Question

Write the following numbers in scientific notation. a. 0.000 673 0 b. 50 000.0 c. 0.000 003 010

Short answer

a. 6.730 × 10^{-4}, b. 5.0 × 10^4, c. 3.010 × 10^{-6}

Step-by-step solution

Understand Scientific Notation

Scientific notation expresses numbers as a product of a number between 1 and 10 and a power of 10. It has the form: \[ a \times 10^n \]where 1 <= a < 10 and n is an integer.

Convert 0.000 673 0 to Scientific Notation

1. Identify the significant figures: 6730. 2. Place a decimal point to create a number between 1 and 10: 6.730. 3. Count the number of places the decimal was moved: 4 places to the right. 4. Write the number in scientific notation: \[ 0.000 673 0 = 6.730 \times 10^{-4} \]

Convert 50 000.0 to Scientific Notation

1. Identify the significant figures: 5. 2. Place a decimal point to create a number between 1 and 10: 5.0. 3. Count the number of places the decimal was moved: 4 places to the left. 4. Write the number in scientific notation: \[ 50 000.0 = 5.0 \times 10^4 \]

Convert 0.000 003 010 to Scientific Notation

1. Identify the significant figures: 3.010. 2. Place a decimal point to create a number between 1 and 10: 3.010. 3. Count the number of places the decimal was moved: 6 places to the right. 4. Write the number in scientific notation: \[ 0.000 003 010 = 3.010 \times 10^{-6} \]

Key concepts

Significant Figures

Significant figures are the digits in a number that are known with certainty plus the first uncertain digit.
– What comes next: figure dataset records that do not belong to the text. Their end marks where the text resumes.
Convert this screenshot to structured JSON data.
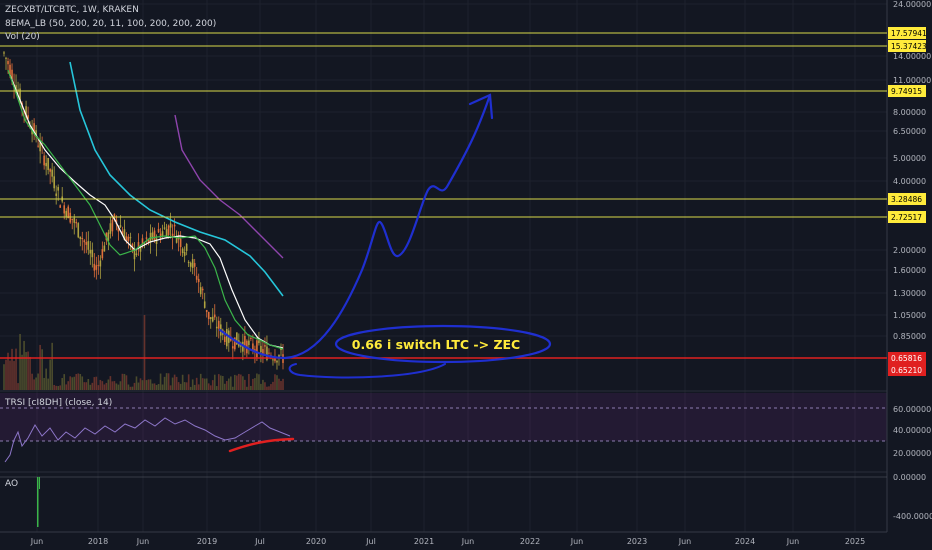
{
  "header": {
    "symbol_line": "ZECXBT/LTCBTC, 1W, KRAKEN",
    "ma_line": "8EMA_LB (50, 200, 20, 11, 100, 200, 200, 200)",
    "vol_line": "Vol (20)"
  },
  "rsi": {
    "label": "TRSI [cI8DH] (close, 14)"
  },
  "ao": {
    "label": "AO"
  },
  "annotation": {
    "text": "0.66 i switch LTC -> ZEC"
  },
  "colors": {
    "background": "#131722",
    "yellow_level": "#d9d94a",
    "red_level": "#e02020",
    "annotation": "#1f2fd0",
    "annotation_text": "#ffeb3b",
    "ema_cyan": "#26c6da",
    "ema_purple": "#8e44ad",
    "ema_white": "#ffffff",
    "ema_green": "#3bb54a",
    "rsi_line": "#8d76c9",
    "rsi_trend": "#e02020"
  },
  "chart_data": {
    "type": "line",
    "title": "",
    "price_axis_ticks": [
      "24.00000",
      "14.00000",
      "11.00000",
      "8.00000",
      "6.50000",
      "5.00000",
      "4.00000",
      "2.00000",
      "1.60000",
      "1.30000",
      "1.05000",
      "0.85000"
    ],
    "rsi_axis_ticks": [
      "60.00000",
      "40.00000",
      "20.00000"
    ],
    "ao_axis_ticks": [
      "0.00000",
      "-400.00000"
    ],
    "time_axis_ticks": [
      "Jun",
      "2018",
      "Jun",
      "2019",
      "Jul",
      "2020",
      "Jul",
      "2021",
      "Jun",
      "2022",
      "Jun",
      "2023",
      "Jun",
      "2024",
      "Jun",
      "2025"
    ],
    "horizontal_levels": [
      {
        "value": "17.57941",
        "color": "yellow"
      },
      {
        "value": "15.37423",
        "color": "yellow"
      },
      {
        "value": "9.74915",
        "color": "yellow"
      },
      {
        "value": "3.28486",
        "color": "yellow"
      },
      {
        "value": "2.72517",
        "color": "yellow"
      },
      {
        "value": "0.65816",
        "color": "red"
      }
    ],
    "current_price": "0.65210",
    "close_trend": [
      14.5,
      8.5,
      5.4,
      3.3,
      2.4,
      1.6,
      2.7,
      1.9,
      2.2,
      2.5,
      1.8,
      1.0,
      0.8,
      0.75,
      0.7,
      0.66
    ]
  }
}
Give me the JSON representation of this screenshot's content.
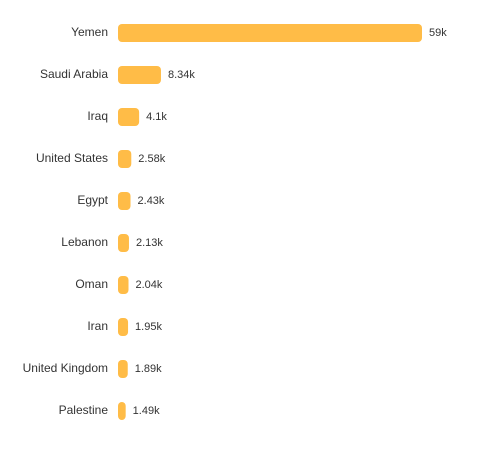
{
  "chart_data": {
    "type": "bar",
    "orientation": "horizontal",
    "categories": [
      "Yemen",
      "Saudi Arabia",
      "Iraq",
      "United States",
      "Egypt",
      "Lebanon",
      "Oman",
      "Iran",
      "United Kingdom",
      "Palestine"
    ],
    "values": [
      59000,
      8340,
      4100,
      2580,
      2430,
      2130,
      2040,
      1950,
      1890,
      1490
    ],
    "value_labels": [
      "59k",
      "8.34k",
      "4.1k",
      "2.58k",
      "2.43k",
      "2.13k",
      "2.04k",
      "1.95k",
      "1.89k",
      "1.49k"
    ],
    "color": "#ffbc47"
  }
}
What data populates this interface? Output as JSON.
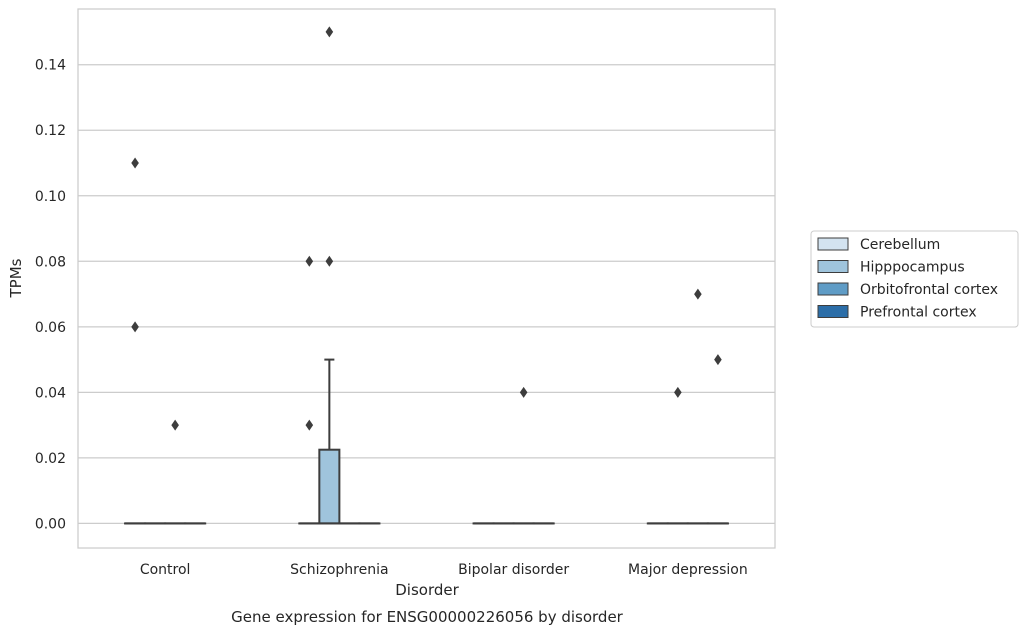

They play a crucial role in scientific notation because they represent the accuracy and precision of a number.
When converting to scientific notation, it's essential to identify all the significant figures.
For example, in the number 0.000 673 0, the significant figures are 6730. The trailing zero is significant because it comes after a decimal point and a non-zero digit.
Another example is the number 50 000.0. Here, the significant figures are 5. The trailing zeros are not significant because they are placeholders and don't provide additional precision information. The decimal point, however, makes the zero after it significant.
Understanding significant figures ensures that scientific notation accurately represents the number's precision and avoids misleading results.

Powers of 10

Powers of 10 are used in scientific notation to simplify the representation of very large or very small numbers. In the equation \[ a \times 10^n \], 'a' is a number between 1 and 10, and 'n' indicates how many places the decimal point has been moved.

• If 'n' is positive, the decimal point moves to the right, making 'a' a large number. For example, 50 000.0 is written as 5.0 \[ \times 10^4 \].
• If 'n' is negative, the decimal point moves to the left, making 'a' a small number. For instance, 0.000 003 010 becomes 3.010 \[ \times 10^{-6} \].

Powers of 10 make it easier to read, write, and work with numbers that would otherwise be unwieldy due to their size.

Decimal Point

The decimal point is a critical component in converting to scientific notation. Its placement determines the power of 10 and affects the significant figures.
For example, in the number 0.000 673 0, moving the decimal point four places to the right turns it into 6.730. Hence, it is written as 6.730 \[ \times 10^{-4} \]. The movement to the right is represented by a negative power of 10.
Conversely, for the number 50 000.0, moving the decimal point four places to the left gives 5.0. This is written as 5.0 \[ \times 10^4 \], where the movement to the left is depicted by a positive power of 10.
Understanding how the decimal point affects the conversion process is vital for accurately writing numbers in scientific notation.